In thinking about the initial database model, I've concluded that word-level granularity is most appropriate. The fact table could have foreign keys to the publication dimension, dictionary dimension, and entity dimension. The fact table could ``measure'' whether that word is a stopword (i.e., the word offers no semantic meaning in context), and the word's position in the document hierarchy. Because I don't believe there to be too many unique ``hierarchy'' combinations, it might be prudent to implement a one-to-many relationship between the fact table and a bridge table. The bridge table would have attributes sufficient to unambiguously connote a word's position within the document (e.g., its section number, paragraph number, and sentence number, with the labels ``SECTION,'' ``PARAGRAPH,'' and ``SENTENCE'' irrelevant).

The dictionary dimension contains every word heretofore seen in all documents---probably on the order of 300,000 records.
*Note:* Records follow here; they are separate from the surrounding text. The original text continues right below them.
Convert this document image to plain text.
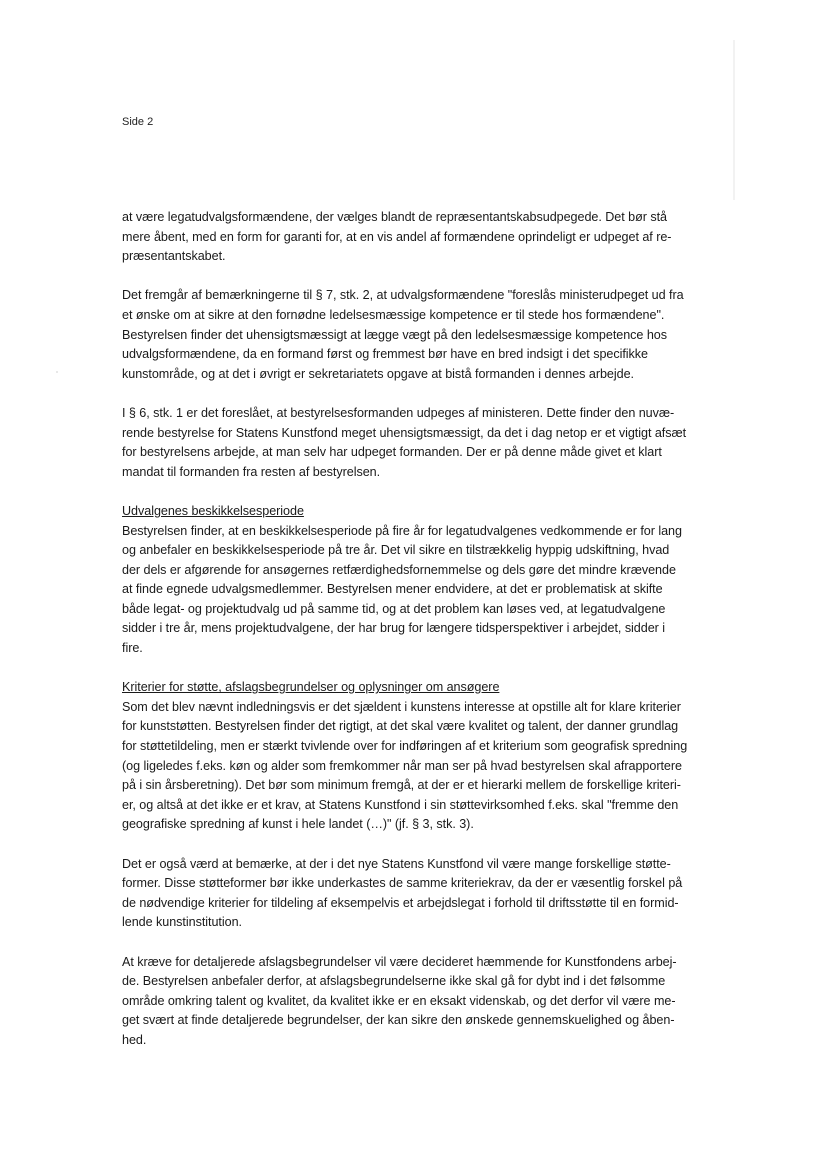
Side 2
at være legatudvalgsformændene, der vælges blandt de repræsentantskabsudpegede. Det bør stå
mere åbent, med en form for garanti for, at en vis andel af formændene oprindeligt er udpeget af re-
præsentantskabet.
Det fremgår af bemærkningerne til § 7, stk. 2, at udvalgsformændene "foreslås ministerudpeget ud fra
et ønske om at sikre at den fornødne ledelsesmæssige kompetence er til stede hos formændene".
Bestyrelsen finder det uhensigtsmæssigt at lægge vægt på den ledelsesmæssige kompetence hos
udvalgsformændene, da en formand først og fremmest bør have en bred indsigt i det specifikke
kunstområde, og at det i øvrigt er sekretariatets opgave at bistå formanden i dennes arbejde.
I § 6, stk. 1 er det foreslået, at bestyrelsesformanden udpeges af ministeren. Dette finder den nuvæ-
rende bestyrelse for Statens Kunstfond meget uhensigtsmæssigt, da det i dag netop er et vigtigt afsæt
for bestyrelsens arbejde, at man selv har udpeget formanden. Der er på denne måde givet et klart
mandat til formanden fra resten af bestyrelsen.
Udvalgenes beskikkelsesperiode
Bestyrelsen finder, at en beskikkelsesperiode på fire år for legatudvalgenes vedkommende er for lang
og anbefaler en beskikkelsesperiode på tre år. Det vil sikre en tilstrækkelig hyppig udskiftning, hvad
der dels er afgørende for ansøgernes retfærdighedsfornemmelse og dels gøre det mindre krævende
at finde egnede udvalgsmedlemmer. Bestyrelsen mener endvidere, at det er problematisk at skifte
både legat- og projektudvalg ud på samme tid, og at det problem kan løses ved, at legatudvalgene
sidder i tre år, mens projektudvalgene, der har brug for længere tidsperspektiver i arbejdet, sidder i
fire.
Kriterier for støtte, afslagsbegrundelser og oplysninger om ansøgere
Som det blev nævnt indledningsvis er det sjældent i kunstens interesse at opstille alt for klare kriterier
for kunststøtten. Bestyrelsen finder det rigtigt, at det skal være kvalitet og talent, der danner grundlag
for støttetildeling, men er stærkt tvivlende over for indføringen af et kriterium som geografisk spredning
(og ligeledes f.eks. køn og alder som fremkommer når man ser på hvad bestyrelsen skal afrapportere
på i sin årsberetning). Det bør som minimum fremgå, at der er et hierarki mellem de forskellige kriteri-
er, og altså at det ikke er et krav, at Statens Kunstfond i sin støttevirksomhed f.eks. skal "fremme den
geografiske spredning af kunst i hele landet (…)" (jf. § 3, stk. 3).
Det er også værd at bemærke, at der i det nye Statens Kunstfond vil være mange forskellige støtte-
former. Disse støtteformer bør ikke underkastes de samme kriteriekrav, da der er væsentlig forskel på
de nødvendige kriterier for tildeling af eksempelvis et arbejdslegat i forhold til driftsstøtte til en formid-
lende kunstinstitution.
At kræve for detaljerede afslagsbegrundelser vil være decideret hæmmende for Kunstfondens arbej-
de. Bestyrelsen anbefaler derfor, at afslagsbegrundelserne ikke skal gå for dybt ind i det følsomme
område omkring talent og kvalitet, da kvalitet ikke er en eksakt videnskab, og det derfor vil være me-
get svært at finde detaljerede begrundelser, der kan sikre den ønskede gennemskuelighed og åben-
hed.
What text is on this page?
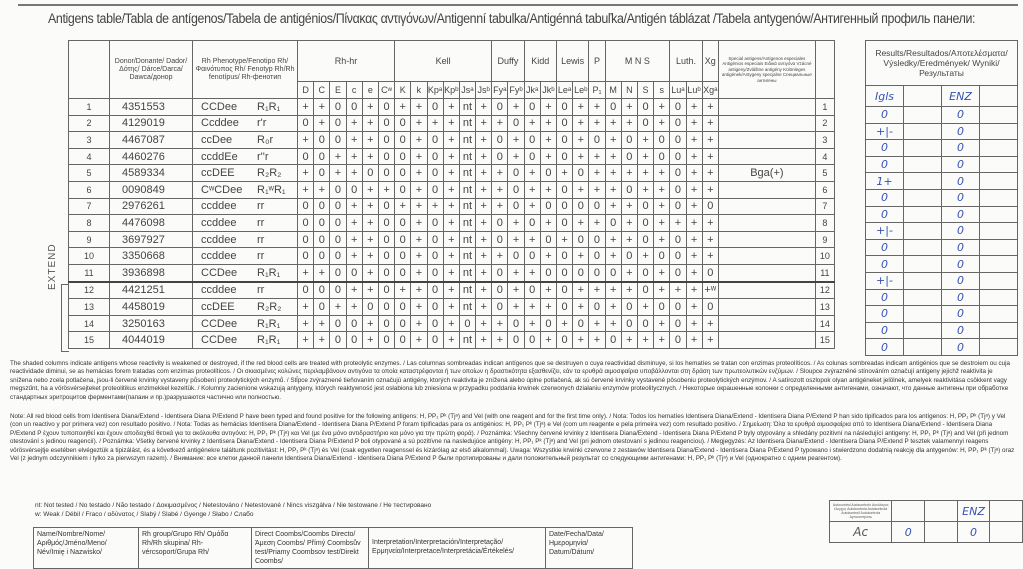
Antigens table/Tabla de antígenos/Tabela de antigénios/Πίνακας αντιγόνων/Antigenní tabulka/Antigénná tabuľka/Antigén táblázat /Tabela antygenów/Антигенный профиль панели:
EXTEND
	Donor/Donante/ Dador/Δότης/ Dárce/Darca/ Dawca/донор	Rh Phenotype/Fenotipo Rh/ Φαινότυπος Rh/ Fenotyp Rh/Rh fenotípus/ Rh-фенотип		Rh-hr						Kell						Duffy		Kidd		Lewis		P	M N S				Luth.		Xg	Special antigens/Antígenos especiales Antigénios especiais Ειδικά αντιγόνα Vzácné antigeny/Zvláštne antigény Különleges antigének/Antygeny specjalne Специальные антигены	
				D	C	E	c	e	Cʷ	K	k	Kpᵃ	Kpᵇ	Jsᵃ	Jsᵇ	Fyᵃ	Fyᵇ	Jkᵃ	Jkᵇ	Leᵃ	Leᵇ	P₁	M	N	S	s	Luᵃ	Luᵇ	Xgᵃ		
1	4351553	CCDee	R₁R₁	+	+	0	0	+	0	+	+	0	+	nt	+	0	+	0	+	0	+	+	0	+	0	+	0	+	+		1
2	4129019	Ccddee	r'r	0	+	0	+	+	0	0	+	+	+	nt	+	+	0	+	+	0	+	+	+	+	0	+	0	+	+		2
3	4467087	ccDee	R₀r	+	0	0	+	+	0	0	+	0	+	nt	+	0	+	0	+	0	+	0	+	0	+	0	0	+	+		3
4	4460276	ccddEe	r''r	0	0	+	+	+	0	0	+	0	+	nt	+	0	+	0	+	0	+	+	+	0	+	0	0	+	+		4
5	4589334	ccDEE	R₂R₂	+	0	+	+	0	0	0	+	0	+	nt	+	+	0	+	0	+	0	+	+	+	+	+	0	+	+	Bga(+)	5
6	0090849	CʷCDee	R₁ʷR₁	+	+	0	0	+	+	0	+	0	+	nt	+	+	0	+	+	0	+	+	+	0	+	+	0	+	+		6
7	2976261	ccddee	rr	0	0	0	+	+	0	+	+	+	+	nt	+	+	0	+	0	0	0	0	+	+	0	+	0	+	0		7
8	4476098	ccddee	rr	0	0	0	+	+	0	0	+	0	+	nt	+	0	+	0	+	0	+	+	0	+	0	+	+	+	+		8
9	3697927	ccddee	rr	0	0	0	+	+	0	0	+	0	+	nt	+	0	+	+	0	+	0	0	+	+	0	+	0	+	+		9
10	3350668	ccddee	rr	0	0	0	+	+	0	0	+	0	+	nt	+	+	0	0	+	0	+	0	+	0	+	0	0	+	+		10
11	3936898	CCDee	R₁R₁	+	+	0	0	+	0	0	+	0	+	nt	+	0	+	+	0	0	0	0	0	+	0	+	0	+	0		11
12	4421251	ccddee	rr	0	0	0	+	+	0	+	+	0	+	nt	+	0	+	0	+	0	+	+	+	+	0	+	+	+	+ʷ		12
13	4458019	ccDEE	R₂R₂	+	0	+	+	0	0	0	+	0	+	nt	+	0	+	+	+	0	+	0	+	0	+	0	0	+	0		13
14	3250163	CCDee	R₁R₁	+	+	0	0	+	0	0	+	0	+	0	+	+	0	+	0	+	0	+	+	0	0	+	0	+	+		14
15	4044019	CCDee	R₁R₁	+	+	0	0	+	0	0	+	0	+	nt	+	+	0	0	+	0	+	+	0	+	+	+	0	+	+		15
Results/Resultados/Αποτελέσματα/ Výsledky/Eredmények/ Wyniki/Результаты			
Igls		ENZ	
0		0	
+|-		0	
0		0	
0		0	
1+		0	
0		0	
0		0	
+|-		0	
0		0	
0		0	
+|-		0	
0		0	
0		0	
0		0	
0		0	
The shaded columns indicate antigens whose reactivity is weakened or destroyed, if the red blood cells are treated with proteolytic enzymes. / Las columnas sombreadas indican antígenos que se destruyen o cuya reactividad disminuye, si los hematíes se tratan con enzimas proteolíticos. / As colunas sombreadas indicam antigénios que se destroiem ou cuja reactividade diminui, se as hemácias forem tratadas com enzimas proteolíticos. / Οι σκιασμένες κολώνες περιλαμβάνουν αντιγόνα τα οποία καταστρέφονται ή των οποίων η δραστικότητα εξασθενίζει, εάν τα ερυθρά αιμοσφαίρια υποβάλλονται στη δράση των πρωτεολυτικών ενζύμων. / Sloupce zvýrazněné stínováním označují antigeny jejichž reaktivita je snížena nebo zcela potlačena, jsou-li červené krvinky vystaveny působení proteolytických enzymů. / Stĺpce zvýraznené tieňovaním označujú antigény, ktorých reaktivita je znížená alebo úplne potlačená, ak sú červené krvinky vystavené pôsobeniu proteolytických enzýmov. / A satírozott oszlopok olyan antigéneket jelölnek, amelyek reaktivitása csökkent vagy megszűnt, ha a vörösvérsejteket proteolitikus enzimekkel kezeltük. / Kolumny zacienione wskazują antygeny, których reaktywność jest osłabiona lub zniesiona w przypadku poddania krwinek czerwonych działaniu enzymów proteolitycznych. / Некоторые окрашенные колонки с определенными антигенами, означают, что данные антигены при обработке стандартных эритроцитов ферментами(папаин и пр.)разрушаются частично или полностью.
Note: All red blood cells from Identisera Diana/Extend - Identisera Diana P/Extend P have been typed and found positive for the following antigens: H, PP₁ Pᵏ (Tjᵃ) and Vel (with one reagent and for the first time only). / Nota: Todos los hematíes Identisera Diana/Extend - Identisera Diana P/Extend P han sido tipificados para los antígenos: H, PP₁ Pᵏ (Tjᵃ) y Vel (con un reactivo y por primera vez) con resultado positivo. / Nota: Todas as hemácias Identisera Diana/Extend - Identisera Diana P/Extend P foram tipificadas para os antigénios: H, PP₁ Pᵏ (Tjᵃ) e Vel (com um reagente e pela primeira vez) com resultado positivo. / Σημείωση: Όλα τα ερυθρά αιμοσφαίρια από το Identisera Diana/Extend - Identisera Diana P/Extend P έχουν τυποποιηθεί και έχουν αποδειχθεί θετικά για τα ακόλουθα αντιγόνα: H, PP₁ Pᵏ (Tjᵃ) και Vel (με ένα μόνο αντιδραστήριο και μόνο για την πρώτη φορά). / Poznámka: Všechny červené krvinky z Identisera Diana/Extend - Identisera Diana P/Extend P byly otypovány a shledány pozitivní na následující antigeny: H, PP₁ Pᵏ (Tjᵃ) and Vel (při jednom otestování s jedinou reagencií). / Poznámka: Všetky červené krvinky z Identisera Diana/Extend - Identisera Diana P/Extend P boli otypované a sú pozitívne na nasledujúce antigény: H, PP₁ Pᵏ (Tjᵃ) and Vel (pri jednom otestovaní s jedinou reagenciou). / Megjegyzés: Az Identisera Diana/Extend - Identisera Diana P/Extend P tesztek valamennyi reagens vörösvérsejtje esetében elvégeztük a tipizálást, és a következő antigénekre találtunk pozitivitást: H, PP₁ Pᵏ (Tjᵃ) és Vel (csak egyetlen reagenssel és kizárólag az első alkalommal). Uwaga: Wszystkie krwinki czerwone z zestawów Identisera Diana/Extend - Identisera Diana P/Extend P typowano i stwierdzono dodatnią reakcję dla antygenów: H, PP₁ Pᵏ (Tjᵃ) oraz Vel (z jednym odczynnikiem i tylko za pierwszym razem). / Внимание: все клетки данной панели Identisera Diana/Extend - Identisera Diana P/Extend P были протипированы и дали положительный результат со следующими антигенами: H, PP₁ Pᵏ (Tjᵃ) и Vel (однократно с одним реагентом).
nt: Not tested / No testado / Não testado / Δοκιμασμένος / Netestováno / Netestované / Nincs viszgálva / Nie testowane / Не тестировано
w: Weak / Débil / Fraco / αδύνατος / Slabý / Slabé / Gyenge / Słabo / Слабо
Name/Nombre/Nome/ Αριθμός/Jméno/Meno/ Név/Imię i Nazwisko/	Rh group/Grupo Rh/ Ομάδα Rh/Rh skupina/ Rh-vércsoport/Grupa Rh/	Direct Coombs/Coombs Directo/Άμεση Coombs/ Přímý Coombsův test/Priamy Coombsov test/Direkt Coombs/	Interpretation/Interpretación/Interpretação/ Ερμηνεία/Interpretace/Interpretácia/Értékelés/	Date/Fecha/Data/ Ημερομηνία/ Datum/Dátum/
Autocontrol Autocontrolo Αυτόλογος έλεγχος Autokontrola Autokontrola Autokontroll Autokontrola Аутоконтроль			ENZ	
Ac	0		0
The entity dimension maintains a list of ``named entities'' within publications, such as ``Lake Erie'' or ``President Obama.'' To avoid altering the publication's content in the data warehouse, ``Lake'' and ``Erie'' would exist as separate records, with each pointing to the same named entity. Likewise, ``President Obama,'' ``Mr. Obama,'' etc. would point to the same ``President Barack Obama'' named entity. I realize that this generates a lot of snowflaking, but the relative sparsity of named entities when combined with the rest of the corpus likely eliminates any performance impairments. Moreover, when dealing with pronouns, entity resolution will prove to be an extremely useful metric. Additionally, the dictionary dimension includes attributes for all of the parts of speech seen so far. Conjoining the word, its sense, and its part of speech are guaranteed to be unique to the table and therefore may act as the row's primary key.
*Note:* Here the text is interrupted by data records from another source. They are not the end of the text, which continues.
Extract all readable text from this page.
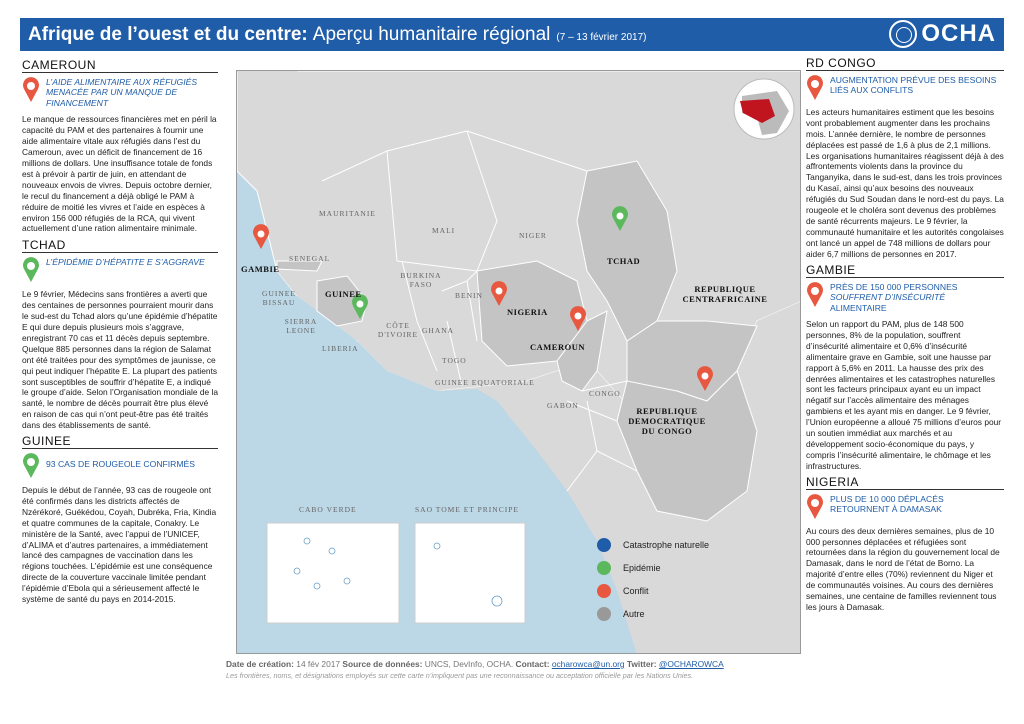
Afrique de l’ouest et du centre: Aperçu humanitaire régional (7 – 13 février 2017)	OCHA
CAMEROUN
L’AIDE ALIMENTAIRE AUX RÉFUGIÉS MENACÉE PAR UN MANQUE DE FINANCEMENT
Le manque de ressources financières met en péril la capacité du PAM et des partenaires à fournir une aide alimentaire vitale aux réfugiés dans l’est du Cameroun, avec un déficit de financement de 16 millions de dollars. Une insuffisance totale de fonds est à prévoir à partir de juin, en attendant de nouveaux envois de vivres. Depuis octobre dernier, le recul du financement a déjà obligé le PAM à réduire de moitié les vivres et l’aide en espèces à environ 156 000 réfugiés de la RCA, qui vivent actuellement d’une ration alimentaire minimale.
TCHAD
L’ÉPIDÉMIE D’HÉPATITE E S’AGGRAVE
Le 9 février, Médecins sans frontières a averti que des centaines de personnes pourraient mourir dans le sud-est du Tchad alors qu’une épidémie d’hépatite E qui dure depuis plusieurs mois s’aggrave, enregistrant 70 cas et 11 décès depuis septembre. Quelque 885 personnes dans la région de Salamat ont été traitées pour des symptômes de jaunisse, ce qui peut indiquer l’hépatite E. La plupart des patients sont susceptibles de souffrir d’hépatite E, a indiqué le groupe d’aide. Selon l’Organisation mondiale de la santé, le nombre de décès pourrait être plus élevé en raison de cas qui n’ont peut-être pas été traités dans des établissements de santé.
GUINEE
93 CAS DE ROUGEOLE CONFIRMÉS
Depuis le début de l’année, 93 cas de rougeole ont été confirmés dans les districts affectés de Nzérékoré, Guékédou, Coyah, Dubréka, Fria, Kindia et quatre communes de la capitale, Conakry. Le ministère de la Santé, avec l’appui de l’UNICEF, d’ALIMA et d’autres partenaires, a immédiatement lancé des campagnes de vaccination dans les régions touchées. L’épidémie est une conséquence directe de la couverture vaccinale limitée pendant l’épidémie d’Ebola qui a sérieusement affecté le système de santé du pays en 2014-2015.
MAURITANIE
MALI
NIGER
TCHAD
SENEGAL
GAMBIE
GUINEE BISSAU
GUINEE
SIERRA LEONE
LIBERIA
CÔTE D'IVOIRE
BURKINA FASO
GHANA
TOGO
BENIN
NIGERIA
CAMEROUN
REPUBLIQUE CENTRAFRICAINE
GUINEE EQUATORIALE
GABON
CONGO
REPUBLIQUE DEMOCRATIQUE DU CONGO
CABO VERDE	SAO TOME ET PRINCIPE
Catastrophe naturelle
Epidémie
Conflit
Autre
Date de création: 14 fév 2017 Source de données: UNCS, DevInfo, OCHA. Contact: ocharowca@un.org Twitter: @OCHAROWCA
Les frontières, noms, et désignations employés sur cette carte n’impliquent pas une reconnaissance ou acceptation officielle par les Nations Unies.
RD CONGO
AUGMENTATION PRÉVUE DES BESOINS LIÉS AUX CONFLITS
Les acteurs humanitaires estiment que les besoins vont probablement augmenter dans les prochains mois. L’année dernière, le nombre de personnes déplacées est passé de 1,6 à plus de 2,1 millions. Les organisations humanitaires réagissent déjà à des affrontements violents dans la province du Tanganyika, dans le sud-est, dans les trois provinces du Kasaï, ainsi qu’aux besoins des nouveaux réfugiés du Sud Soudan dans le nord-est du pays. La rougeole et le choléra sont devenus des problèmes de santé récurrents majeurs. Le 9 février, la communauté humanitaire et les autorités congolaises ont lancé un appel de 748 millions de dollars pour aider 6,7 millions de personnes en 2017.
GAMBIE
PRÈS DE 150 000 PERSONNES
SOUFFRENT D’INSÉCURITÉ
ALIMENTAIRE
Selon un rapport du PAM, plus de 148 500 personnes, 8% de la population, souffrent d’insécurité alimentaire et 0,6% d’insécurité alimentaire grave en Gambie, soit une hausse par rapport à 5,6% en 2011. La hausse des prix des denrées alimentaires et les catastrophes naturelles sont les facteurs principaux ayant eu un impact négatif sur l’accès alimentaire des ménages gambiens et les ayant mis en danger. Le 9 février, l’Union européenne a alloué 75 millions d’euros pour un soutien immédiat aux marchés et au développement socio-économique du pays, y compris l’insécurité alimentaire, le chômage et les infrastructures.
NIGERIA
PLUS DE 10 000 DÉPLACÉS RETOURNENT À DAMASAK
Au cours des deux dernières semaines, plus de 10 000 personnes déplacées et réfugiées sont retournées dans la région du gouvernement local de Damasak, dans le nord de l’état de Borno. La majorité d’entre elles (70%) reviennent du Niger et de communautés voisines. Au cours des dernières semaines, une centaine de familles reviennent tous les jours à Damasak.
By way of that introduction, I'm just looking for a little guidance concerning the hierarchy of the publications dimension, and have the following questions:

What's the best way to organize the publications dimension? The problem I have is that there are many types of possible publications, and incorporating attributes for each of these publication types will result in many NULL attributes for things like ``patent number'' when dealing with journal articles. It might be better to create fact tables for each publication type, and then create a publications view that joins all of the publication-specific fact tables and publication-specific dimensions together into a massive view.
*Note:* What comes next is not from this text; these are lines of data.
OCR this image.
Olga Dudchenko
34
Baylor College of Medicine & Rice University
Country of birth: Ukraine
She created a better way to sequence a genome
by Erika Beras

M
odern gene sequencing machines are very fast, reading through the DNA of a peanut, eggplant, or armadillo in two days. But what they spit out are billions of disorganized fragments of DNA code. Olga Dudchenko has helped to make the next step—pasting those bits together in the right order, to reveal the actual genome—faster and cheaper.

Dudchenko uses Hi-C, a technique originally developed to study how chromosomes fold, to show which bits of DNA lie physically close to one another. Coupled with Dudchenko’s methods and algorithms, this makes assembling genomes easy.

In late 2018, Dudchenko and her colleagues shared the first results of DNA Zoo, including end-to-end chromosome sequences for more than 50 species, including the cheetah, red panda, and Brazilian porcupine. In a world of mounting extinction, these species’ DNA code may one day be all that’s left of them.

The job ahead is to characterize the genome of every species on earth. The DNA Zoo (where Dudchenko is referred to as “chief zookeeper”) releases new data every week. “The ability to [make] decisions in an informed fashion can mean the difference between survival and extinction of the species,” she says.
Is word-level granularity appropriate? The statistics I'd want to compute necessitate knowing the location of words within sentences---out of this metric falls relationships between documents and concepts. Moreover, it allows me to perform initial searches on document titles or abstracts or other document-specific sections. In other words, it gives me much more control over selecting the data that will eventually be considered. The downside is that literally every word in a document gets its own record. Considering that many journal articles contain thousands of words, we very quickly get into millions of documents generating billions of records. As long as the average number of words is constant, this is still a linear relationship between number of documents and number of records, so I'm not sure if this is a big deal.

Thanks for your time!